An eight foot steel sculpture representing the past, present and future has been unveiled in Lincoln Court Estate in Londonderry. The £44,450 project funded through the Arts Council led Re-imaging Communities Programme, has provided a new shared space for local people following the removal of a paramilitary mural and painted curb stones.
Kevin Killen, at the launch of his eight foot steel sculpture representing the past,
present and future at Lincoln Court Estate in Londonderry
The regeneration project was led by Lincoln Courts Youth & Community Association, Ulster Political Research Group, and the Conflict Transformation Initiative. Local residents, including children and young people, worked with artist Kevin Killen to create the new sculpture. Technical and financial assistance was provided by the Greencare Northwest Project supported by Groundwork Northern Ireland, Derry City Council and the Northern Ireland Housing Executive
To complement the project a Multi-Use Games Area (MUGA) and environmental improvement project has also been completed. Funding of £72,816 was provided by DSD through the Areas at Risk Pilot Programme, Derry City Council’s Parks Development Programme, Greencare North West Project and the PSNI. The NIHE transferred the lands to Council at nil cost.
Wendy McClay from Lincoln Courts Youth & Community Association commented: “Almost exactly one year ago Lincoln Courts was awarded a grant through the Arts Council from the Re-imaging communities Programme. We installed an art piece called ‘Community Spirit’. The whole experience of the last year has been one of Community Spirit as so many groups were involved. It has been a busy year but when we see the results it was well worth it.”
The ring shaped sculpture, which uses trees and leaves to represent the continuous circle of life, has been designed to promote positive messages of hope, renewal and transformation. Situated opposite the community centre, in the very heart of the estate, the sculpture is embellished with laser-cut metal leaves depicting various elements of local life.
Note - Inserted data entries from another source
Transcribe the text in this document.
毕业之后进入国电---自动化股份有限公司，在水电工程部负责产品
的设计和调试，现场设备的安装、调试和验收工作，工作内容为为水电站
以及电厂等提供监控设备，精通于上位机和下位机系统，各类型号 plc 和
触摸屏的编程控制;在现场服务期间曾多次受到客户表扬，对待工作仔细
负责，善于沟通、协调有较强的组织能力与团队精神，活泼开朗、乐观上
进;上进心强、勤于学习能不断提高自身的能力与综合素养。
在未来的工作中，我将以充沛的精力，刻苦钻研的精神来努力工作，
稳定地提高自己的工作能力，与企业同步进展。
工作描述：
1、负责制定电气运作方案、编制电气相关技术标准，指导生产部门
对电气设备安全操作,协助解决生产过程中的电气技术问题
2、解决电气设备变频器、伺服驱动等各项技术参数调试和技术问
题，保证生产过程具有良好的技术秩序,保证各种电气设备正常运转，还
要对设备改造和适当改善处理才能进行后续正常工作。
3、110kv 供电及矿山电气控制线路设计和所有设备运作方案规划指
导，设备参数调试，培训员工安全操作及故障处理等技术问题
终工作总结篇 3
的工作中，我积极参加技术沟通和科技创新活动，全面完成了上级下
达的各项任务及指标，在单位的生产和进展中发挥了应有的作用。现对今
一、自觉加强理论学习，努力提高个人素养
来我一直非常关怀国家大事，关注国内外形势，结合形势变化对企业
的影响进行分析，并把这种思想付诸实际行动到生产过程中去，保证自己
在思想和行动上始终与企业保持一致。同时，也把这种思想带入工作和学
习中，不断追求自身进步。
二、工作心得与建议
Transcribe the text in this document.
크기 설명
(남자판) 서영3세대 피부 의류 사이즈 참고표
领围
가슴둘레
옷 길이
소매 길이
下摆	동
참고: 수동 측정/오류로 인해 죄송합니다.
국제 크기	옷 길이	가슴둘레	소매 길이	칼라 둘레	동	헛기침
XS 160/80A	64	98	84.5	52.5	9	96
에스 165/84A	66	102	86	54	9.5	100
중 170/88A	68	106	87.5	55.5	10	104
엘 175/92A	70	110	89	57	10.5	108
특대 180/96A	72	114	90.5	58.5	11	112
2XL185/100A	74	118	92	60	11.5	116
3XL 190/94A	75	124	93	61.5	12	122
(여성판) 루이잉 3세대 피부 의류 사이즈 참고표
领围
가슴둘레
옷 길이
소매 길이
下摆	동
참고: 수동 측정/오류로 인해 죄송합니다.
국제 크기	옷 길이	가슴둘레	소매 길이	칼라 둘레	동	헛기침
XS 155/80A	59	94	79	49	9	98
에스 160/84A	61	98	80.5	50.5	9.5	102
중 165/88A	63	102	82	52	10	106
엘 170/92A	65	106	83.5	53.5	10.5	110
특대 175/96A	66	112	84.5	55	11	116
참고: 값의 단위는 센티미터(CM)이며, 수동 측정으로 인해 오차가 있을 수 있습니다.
Commenting on the project, Roisín McDonough, Chief Executive of the Arts Council of Northern Ireland and Chair of the Shared Communities Consortium, said: “Working with artist Kevin Killen the residents of Lincoln Courts have breathed new life into the area by creating a welcoming communal space which everyone can enjoy.
“The Arts Council led Re-imaging Communities Programme has provided residents and community groups with the means to reclaim their neighbourhoods and restore civic pride, which are key steps on the road to sustainable regeneration. The new artwork is a result of the community’s hard work and dedication.”
Housing Executive District Manager, Avril McAllister, also welcomes this initiative and said: “I would like to congratulate the various residents’ groups who worked along with the other agencies to ensure that this project has been delivered to the satisfaction of all concerned. It will be of great benefit to the residents and will enhance the perception of this estate for future residents as well.”
Speaking at the project launch, Artist Kevin Killen said: “With hard work from the Lincoln Court community groups, we were able to create an artwork that captures something special about their local identity. In developing the themes from the workshops, I aimed to stretch and challenge the perceptions and expectations of the community to create a contemporary piece they can be truly proud off. In my experience, community collaboration enhances the artistic process and fosters a sense of community ownership, which is vital in community art.”
The Re-imaging Communities Programme is funded through the Shared Communities Consortium, led by the Arts Council of Northern Ireland, and includes the partners OFMDFM, DSD, DCAL, Community Relations Council, Northern Ireland Office, PSNI, SOLACE (Society of Local Authority and Chief Executives), International Fund for Ireland and NI Housing Executive.